This was also the reason he was sometimes called Tabrizi (meaning "from Tabriz"), because family names were unknown in Iran of that time. Later, Mozaffar ad-Din Shah Qajar gave him the noble title "Zia' os-Soltan" (lit. "Splendour of the Sovereign") for his merits in affairs of state, by which he became popular. In 1897, he married Princess Shazdeh Khanom Malekeh-Afagh Bahman-Qajar, granddaughter of Prince Bahman Mirza, by whom he got his two children, the Shahzadehs Nosrat ol-Molouk Khanom Bahman and Abol Qassem Bahman. After her death in 1917, he married a rich landlady from Damghan, Turkan Aqa Khanom, in 1923. His second marriage resulted in no issues.

==Career==
In the time when Crown Prince Mozaffar ad-Din Mirza was heir apparent of Iran and had his seat of power in Tabriz, Amanollah Khan held the administrative post of Nazer ol-Ayaleh (lit. "Warden of the Province"). When in 1896, the new shah proclaimed Mozaffar ad-Din Shah (r. 1896–1906) took up residence at Tehran, Amanollah Khan came with the so-called Turki-fraction from Tabriz to Tehran, arose at court to the imperial entourage and was awarded with the title of "Zia' os-Soltan" by the shah. With his marriage to a Qajar princess - a cousin to the shah - Zia' os-Soltan was close related to the Imperial house.
The family lived in the 1903 newly electric illuminated Tehran district of Cheragh-Bargh (lit. "electric light"), at the Khiyaban-e Cheragh Bargh ("Avenue Electric Light").
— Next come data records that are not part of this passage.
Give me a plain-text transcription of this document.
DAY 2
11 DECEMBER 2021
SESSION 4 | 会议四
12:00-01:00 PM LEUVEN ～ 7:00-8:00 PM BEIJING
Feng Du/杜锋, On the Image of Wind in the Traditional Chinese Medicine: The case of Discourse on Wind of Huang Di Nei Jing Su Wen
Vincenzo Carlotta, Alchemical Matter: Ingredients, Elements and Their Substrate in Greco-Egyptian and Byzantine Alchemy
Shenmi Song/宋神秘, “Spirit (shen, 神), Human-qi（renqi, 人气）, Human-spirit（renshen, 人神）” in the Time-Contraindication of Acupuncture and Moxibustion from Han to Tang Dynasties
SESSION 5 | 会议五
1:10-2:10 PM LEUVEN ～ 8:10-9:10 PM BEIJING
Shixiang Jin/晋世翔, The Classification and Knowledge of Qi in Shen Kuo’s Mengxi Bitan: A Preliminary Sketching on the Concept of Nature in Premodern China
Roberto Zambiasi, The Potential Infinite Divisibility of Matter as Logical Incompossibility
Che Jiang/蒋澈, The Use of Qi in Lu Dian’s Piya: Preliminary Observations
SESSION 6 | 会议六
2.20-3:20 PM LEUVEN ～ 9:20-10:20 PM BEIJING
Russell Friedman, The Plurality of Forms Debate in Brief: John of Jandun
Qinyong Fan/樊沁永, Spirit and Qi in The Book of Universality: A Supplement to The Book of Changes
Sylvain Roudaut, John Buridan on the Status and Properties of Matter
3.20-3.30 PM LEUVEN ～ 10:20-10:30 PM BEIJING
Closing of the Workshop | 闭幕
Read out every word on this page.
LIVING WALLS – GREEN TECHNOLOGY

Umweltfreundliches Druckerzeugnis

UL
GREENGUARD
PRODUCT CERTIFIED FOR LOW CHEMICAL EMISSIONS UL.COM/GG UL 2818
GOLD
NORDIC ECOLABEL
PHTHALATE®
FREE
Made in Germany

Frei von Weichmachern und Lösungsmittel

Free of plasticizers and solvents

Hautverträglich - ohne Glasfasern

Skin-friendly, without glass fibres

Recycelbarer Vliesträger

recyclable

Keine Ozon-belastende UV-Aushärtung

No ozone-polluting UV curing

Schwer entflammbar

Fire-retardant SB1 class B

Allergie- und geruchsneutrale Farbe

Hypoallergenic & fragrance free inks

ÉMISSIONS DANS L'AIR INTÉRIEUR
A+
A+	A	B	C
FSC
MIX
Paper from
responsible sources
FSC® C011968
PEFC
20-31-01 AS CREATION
Thus, some sources also gave Zia' os-Soltan the sobriquet Cheragh-Barghi (lit. "Coming from Tcheragh-Bargh").

As a liberal Qajar aristocratic, a man who stood up for the politics and democracy, he was delegate of Tabriz at the first Persian National Council to Tehran, when on 15 August 1906 Mozaffar ad-Din Shah proclaimed after the Constitutional Revolution (mashruteh) reforms and a parliament (majles). Zia' os-Soltan became a leader of the constitutional wing (ejtema'iyun) ready for democratic reforms. He was also one of those Qajars notables, who supported the constitution against efforts of Mohammad Ali Shah (r. 1906–1909) for returning to absolutism in 1908.

When Mohammad Ali Shah came to power in 1906, he feared that the European powers, especially Britain, could strengthen their influence via the parliament. However, the shah rejected his father's democratic measures and, dissolving the First Majles, reclaimed absolute power. Finally, riots broke out in Tehran and Tabriz against the government and constitutional forces rose up in both cities. On 4 June 1909 Mohammad Ali Shah, fearing for his personal safety, left Golestan Palace for Bagh-e Shah (lit. "Royal Garden"), a residence just outside the city and later a village for the aristocracy, where he would be safe under the protection of the Persian Cossack Brigade. When the people protested against his politics, the shah demanded the Cossacks for bombarding the parliament building Baharestan (lit. "Place of Springtime").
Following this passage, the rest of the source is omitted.